Up the wrong junction

I’ve been experimenting with several handheld satnav systems recently. Let’s start with the all-in-one gadgets, typified by the almost ubiquitous TomTom range, which is available both as a series of standalone devices and as software you can run on mobile devices such as PDAs and smartphones. I get the impression TomTom is more interested in growing the all-in-one device side of its business and less concerned with the software-only versions, to the point where when I asked its PR company for a demo copy of the software I was told it couldn’t help as all of its activity was directed at the GO and ONE units. Perhaps it sensed I wouldn’t be as gushing about the products as some other reviewers have been.

Up the wrong junction

The thing is, I’ve used various flavours of TomTom since the early 1990s (when it was still known as Palmtop and produced software for Psion) and over those years I’ve developed a definite love-hate relationship with the company’s products. I rate TomTom extremely highly for functionality and usability, where it wipes most of its competitors off the map, so to speak – hand an all-in-one TomTom unit to a non-techie and they’ll have the hang of it in no time. On the other hand, as regards the software-only versions, I detest the company’s product-activation system, which is infuriatingly clumsy and intrusive. I realise piracy is a big issue for satnav software vendors, but surely there are better ways of countering it? Perhaps TomTom’s aforementioned concentration on the all-in-one market is just a strategic decision to escape the piracy problem.

Another turn-off for me is that TomTom’s current devices use map data supplied by Tele Atlas (as do around half of its competitors). I’m fortunate to be in a position to borrow and compare devices that use maps from both the two main providers, Tele Atlas and Navteq, and over six months’ testing them on UK journeys my experience has been that Navteq’s maps have far fewer errors than Tele Atlas’. More importantly, when a Navteq-based device does contain errors they tend to be because of recent road building or changes, whereas Tele Atlas data contains mapping errors for roads that were built decades ago. For example, on the 20-plus-year-old A27 south-coast trunk road, about half a mile from where I live, a Tele Atlas-based satnav will instruct you to turn off at a junction where there’s only an on-ramp. I’ve witnessed some confused and dangerous driving at this junction, as people try to find the non-existent exit, so I wouldn’t be surprised if major mapping errors like this are a danger to road safety. The company also seems very slow at responding to reports of mapping errors. I knew of a number of “wrong way streets” contained within its mapping data – again, some on major A roads – and reported these errors several times, and yet it took eight years between my original report and the map data being corrected.

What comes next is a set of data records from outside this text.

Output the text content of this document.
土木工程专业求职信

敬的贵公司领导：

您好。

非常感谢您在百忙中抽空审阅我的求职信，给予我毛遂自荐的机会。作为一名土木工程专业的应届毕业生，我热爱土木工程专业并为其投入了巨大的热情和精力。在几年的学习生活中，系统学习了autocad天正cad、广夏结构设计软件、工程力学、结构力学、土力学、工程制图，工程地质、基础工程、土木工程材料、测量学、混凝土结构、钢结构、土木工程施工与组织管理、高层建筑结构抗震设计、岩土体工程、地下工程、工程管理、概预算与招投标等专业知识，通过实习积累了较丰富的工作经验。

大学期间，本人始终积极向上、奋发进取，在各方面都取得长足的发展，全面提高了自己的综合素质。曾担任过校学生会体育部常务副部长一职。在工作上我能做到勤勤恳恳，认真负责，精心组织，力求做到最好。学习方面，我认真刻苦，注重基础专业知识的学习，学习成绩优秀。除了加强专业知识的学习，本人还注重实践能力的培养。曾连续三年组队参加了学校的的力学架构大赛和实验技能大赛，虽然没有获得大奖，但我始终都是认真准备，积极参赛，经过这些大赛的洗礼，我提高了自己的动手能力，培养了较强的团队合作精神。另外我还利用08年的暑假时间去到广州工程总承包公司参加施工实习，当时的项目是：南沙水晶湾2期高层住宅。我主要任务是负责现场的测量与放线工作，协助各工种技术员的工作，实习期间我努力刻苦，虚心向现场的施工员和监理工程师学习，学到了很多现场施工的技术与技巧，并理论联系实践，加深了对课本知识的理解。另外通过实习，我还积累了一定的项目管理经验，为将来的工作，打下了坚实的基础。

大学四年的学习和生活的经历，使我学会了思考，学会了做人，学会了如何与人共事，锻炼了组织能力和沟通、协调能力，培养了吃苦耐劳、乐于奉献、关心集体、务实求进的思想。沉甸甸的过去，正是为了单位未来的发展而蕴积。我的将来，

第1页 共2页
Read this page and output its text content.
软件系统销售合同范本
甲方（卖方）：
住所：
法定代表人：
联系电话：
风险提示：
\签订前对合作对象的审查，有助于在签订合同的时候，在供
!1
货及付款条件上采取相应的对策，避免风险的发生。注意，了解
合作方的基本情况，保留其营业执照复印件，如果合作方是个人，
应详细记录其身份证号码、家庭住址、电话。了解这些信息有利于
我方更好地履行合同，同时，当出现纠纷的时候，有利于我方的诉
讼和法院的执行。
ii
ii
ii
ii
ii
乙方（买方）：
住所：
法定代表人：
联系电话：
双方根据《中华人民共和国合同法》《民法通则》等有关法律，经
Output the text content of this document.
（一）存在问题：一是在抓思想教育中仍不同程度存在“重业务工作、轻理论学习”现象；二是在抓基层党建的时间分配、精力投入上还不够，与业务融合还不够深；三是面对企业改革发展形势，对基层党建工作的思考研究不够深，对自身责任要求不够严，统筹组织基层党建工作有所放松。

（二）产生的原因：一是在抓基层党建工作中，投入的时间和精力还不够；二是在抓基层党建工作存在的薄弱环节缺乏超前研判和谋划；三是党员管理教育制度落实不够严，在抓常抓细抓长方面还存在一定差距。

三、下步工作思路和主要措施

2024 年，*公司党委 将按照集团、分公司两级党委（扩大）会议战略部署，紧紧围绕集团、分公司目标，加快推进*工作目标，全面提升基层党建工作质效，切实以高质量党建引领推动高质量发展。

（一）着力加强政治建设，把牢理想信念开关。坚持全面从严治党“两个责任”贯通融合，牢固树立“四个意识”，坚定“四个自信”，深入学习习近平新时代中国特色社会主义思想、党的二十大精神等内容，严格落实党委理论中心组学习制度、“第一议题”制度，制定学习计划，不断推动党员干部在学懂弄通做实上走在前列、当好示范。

At least TomTom appears to have woken up to this weakness, as it’s just announced a couple of new units – the Go 520 and Go 720 – which are updates to the Go 510 and Go 710 respectively and include a new facility called Map Share. These devices will allow you to correct mapping errors by prodding the touchscreen and sending corrections to TomTom. You’ll also be able to download map updates made by other people, selecting from corrections made by “some”, “many” or “trusted sources” only. These community-based map updates sound like a great idea and I can’t wait to give this system a thorough workout. But I can’t help thinking that Map Share is just a way of papering over the cracks caused by using poor-quality map data in the first place.